第2話 そこにあった当たり前が当たり前ではない



「いつも来てくれる学生さん達ですよね」

 私達に声をかけてきたお姉さんは、清潔感のあるショートカットのヘアースタイルにグレーのスーツ、黒系のインナー、足元には機能的な白のスニーカーを履いています。とても優しそうな人懐っこい笑顔で立っていました。

「あ、こっ……こんにちは……」不意をつかれた私は返事がぎくしゃくしてしまいます。────私はどちらかと言えば人見知りな方で、クラスでも大人しめなグループに属しています。誤解を恐れずに言うならば、柔和属人見知り目ぼっち科が私としての見立ててあり、社交的に友達付き合いをこなす奈津美ちゃんが居なければマスターぼっち確定です。マスターって極めてる人って感じで格好良いですね。あれ、どうして涙が出ちゃうんだろう……


「こんにちは~ 私はこの娘の付き添いで来た春山と申します。この娘は……ほらっ、胡桃!」

「あ、はい……秋元です。初めまして……です」

 不覚です!しどろもどろな反応しか出来ませんでした。この性格を治したい!奈津美ちゃんに急かされる様に挨拶を返してしまいましたが、優しい微笑みを浮かべたお姉さんはうんうんとうなずいて、両手を前に添え軽くお辞儀をして応えてくれます。


「春山さんに秋元さんね。ご丁寧にどうも。初めまして、私は”まるっと自販”の坂下と申します。ところで……お目当ての車でも有るのかな?」

 緊張していた私達(私だけ?)の雰囲気を悟ったのか坂下さんは、くにゃっと姿勢を崩して中腰になり、フランクな態度で接してくれました。固まっている私を見兼ねた相棒が呆れた様子で「そうなんですよ~ ほれっ!」と目配せをしてくれます。私も奈津美ちゃんに背中を押され、覚悟を決めてこの可笑しな初恋を坂下さんに打ち明ける事にしました。

「なるほどねぇ」

 坂下さんがニコニコと此方をうかがってます。これはアレです……初版で予約して発売日当日に購入したコミックを、逸る気持ちを抑えて表紙からじっくりと味わって拝読し、不意に青春の甘酸っぱい一ページに出逢ってしまった時のあの顔です!例えがまわりくどいですが、面倒臭い女だと諦めて下さい。


「聞いてくださいよぉ〜 この子ったら『彼の事を想ったら御飯二杯はいける』って言うんです」奈津美ちゃんは面白可笑しく坂下さんと私について話しています。そんな事言ったかな?と記憶を辿ってみましたが、恋は盲目であり何を口走ったか記憶にございません。今ちょっとだけ国会答弁に臨む政治家の気持ちに寄り添えました…… すぐ離れますので悪しからず。なるほど、こうやって黒歴史が生まれるんですね。

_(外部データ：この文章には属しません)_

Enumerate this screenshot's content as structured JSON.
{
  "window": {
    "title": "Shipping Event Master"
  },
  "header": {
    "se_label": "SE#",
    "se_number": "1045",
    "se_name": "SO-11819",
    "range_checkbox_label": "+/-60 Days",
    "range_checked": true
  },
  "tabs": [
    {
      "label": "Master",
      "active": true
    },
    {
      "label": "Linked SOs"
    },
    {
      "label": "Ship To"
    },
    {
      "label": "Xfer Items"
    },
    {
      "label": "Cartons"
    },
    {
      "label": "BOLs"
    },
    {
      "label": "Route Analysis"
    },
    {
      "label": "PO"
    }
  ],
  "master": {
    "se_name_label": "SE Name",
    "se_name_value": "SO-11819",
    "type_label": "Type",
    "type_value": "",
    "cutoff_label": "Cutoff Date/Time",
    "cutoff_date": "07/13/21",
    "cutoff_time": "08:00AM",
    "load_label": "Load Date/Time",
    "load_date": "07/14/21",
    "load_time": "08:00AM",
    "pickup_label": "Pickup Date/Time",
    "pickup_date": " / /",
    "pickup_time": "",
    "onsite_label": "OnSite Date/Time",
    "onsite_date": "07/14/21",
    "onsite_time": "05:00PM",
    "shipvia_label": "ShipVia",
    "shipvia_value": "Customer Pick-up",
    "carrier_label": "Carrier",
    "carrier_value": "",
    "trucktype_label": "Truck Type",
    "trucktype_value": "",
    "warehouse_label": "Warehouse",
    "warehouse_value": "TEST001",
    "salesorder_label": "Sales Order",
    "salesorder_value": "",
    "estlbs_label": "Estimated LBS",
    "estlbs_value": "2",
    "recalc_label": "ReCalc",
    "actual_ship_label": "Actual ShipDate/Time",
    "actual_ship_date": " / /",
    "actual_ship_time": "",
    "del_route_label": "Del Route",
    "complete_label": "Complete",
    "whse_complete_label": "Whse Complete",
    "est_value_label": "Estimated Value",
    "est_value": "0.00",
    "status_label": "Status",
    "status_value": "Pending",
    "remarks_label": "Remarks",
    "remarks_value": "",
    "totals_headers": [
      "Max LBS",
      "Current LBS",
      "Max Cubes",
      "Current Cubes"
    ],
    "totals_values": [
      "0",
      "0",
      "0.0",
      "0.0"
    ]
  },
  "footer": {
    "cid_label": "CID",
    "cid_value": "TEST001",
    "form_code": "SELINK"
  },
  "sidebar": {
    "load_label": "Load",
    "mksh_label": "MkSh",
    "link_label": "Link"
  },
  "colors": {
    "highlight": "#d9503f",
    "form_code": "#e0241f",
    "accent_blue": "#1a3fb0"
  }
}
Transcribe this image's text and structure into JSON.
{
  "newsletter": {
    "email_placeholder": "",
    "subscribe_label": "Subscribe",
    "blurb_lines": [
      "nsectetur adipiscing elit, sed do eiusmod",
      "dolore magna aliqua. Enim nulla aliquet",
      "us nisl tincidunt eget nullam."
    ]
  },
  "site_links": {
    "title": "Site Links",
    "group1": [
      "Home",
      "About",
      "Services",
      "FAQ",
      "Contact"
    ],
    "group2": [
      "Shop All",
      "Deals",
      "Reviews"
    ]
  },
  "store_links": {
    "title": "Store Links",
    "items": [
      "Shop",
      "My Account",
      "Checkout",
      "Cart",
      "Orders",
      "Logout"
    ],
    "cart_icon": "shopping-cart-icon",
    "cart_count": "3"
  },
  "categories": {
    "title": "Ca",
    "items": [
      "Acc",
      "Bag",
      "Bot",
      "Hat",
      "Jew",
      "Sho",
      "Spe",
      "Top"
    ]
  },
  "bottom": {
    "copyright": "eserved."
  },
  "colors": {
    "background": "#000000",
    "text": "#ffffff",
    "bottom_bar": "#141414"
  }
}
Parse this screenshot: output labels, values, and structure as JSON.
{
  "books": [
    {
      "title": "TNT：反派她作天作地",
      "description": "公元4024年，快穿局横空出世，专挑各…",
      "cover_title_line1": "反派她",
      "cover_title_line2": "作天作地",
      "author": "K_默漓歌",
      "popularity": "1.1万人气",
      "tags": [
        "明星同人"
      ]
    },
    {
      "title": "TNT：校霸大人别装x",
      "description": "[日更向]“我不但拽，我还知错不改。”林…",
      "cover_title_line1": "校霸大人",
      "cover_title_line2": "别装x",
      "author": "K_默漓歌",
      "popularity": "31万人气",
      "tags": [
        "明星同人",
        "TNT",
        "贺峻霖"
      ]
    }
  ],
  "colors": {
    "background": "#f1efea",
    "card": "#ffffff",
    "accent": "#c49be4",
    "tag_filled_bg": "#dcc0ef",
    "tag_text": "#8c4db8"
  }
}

 一通りキャッキャウフフと満足気な顔で【秋元胡桃・初恋グラフティー】を堪能した二人は、ふと我に返り私を見るや否や、流石に気不味くなったのか反省した仔犬の様な目で謝ってきました。悔い改めよ!

「それで、その愛しの君はどちらさん?」

「こちらの殿君でございます。そうですよね、胡桃氏」

「もしもし、貴方は何処の公家様で?」

「よよよよよっ…… 麿を知らぬと申すか!無礼でおじゃるぞ!」

「ほほう、抜かせ春山氏。貴殿をこの蹴鞠の露にしてくれようぞ」

「きゃー」

 滅茶苦茶な文法で馬鹿騒ぎする私達。一応断っておきますが、私達学年では成績上位に加わってますからね!何時までも秀才を演じるのは大変なんです。

 ですがその時です、その場の異変に気付いたのは。坂下さんの反応が少し変なのです。ずっと考え込んでた彼女は何かを思い出したかの様に、ずっと右手で抱え込んでいた書類の束を見詰めました。

「あっ…………」

 どうしたのでしょうか?”彼”に視線を移し一瞬固まったかの様に見えた坂下さんは、哀しげな表情で此方を振り返りました。

「 秋元さん、ごめんなさい。この車、さっき商談が決まってしまったの」

「えっ……」

 私達にも解りました。先程と明らかに坂下さんの雰囲気が変わっている事に。つまり冗談ではなく真面目な話をしているということに。

「本当にごめんなさい。今、その件で来たとこだったの」

 申し訳なさそうに謝った坂下さんは、”彼”の車内に掲げられたプライスボードを取り外しました。そして代わりに”売約済み”のカードをそっとダッシュボードに置いたのです。


 これが私の初めての失恋でした。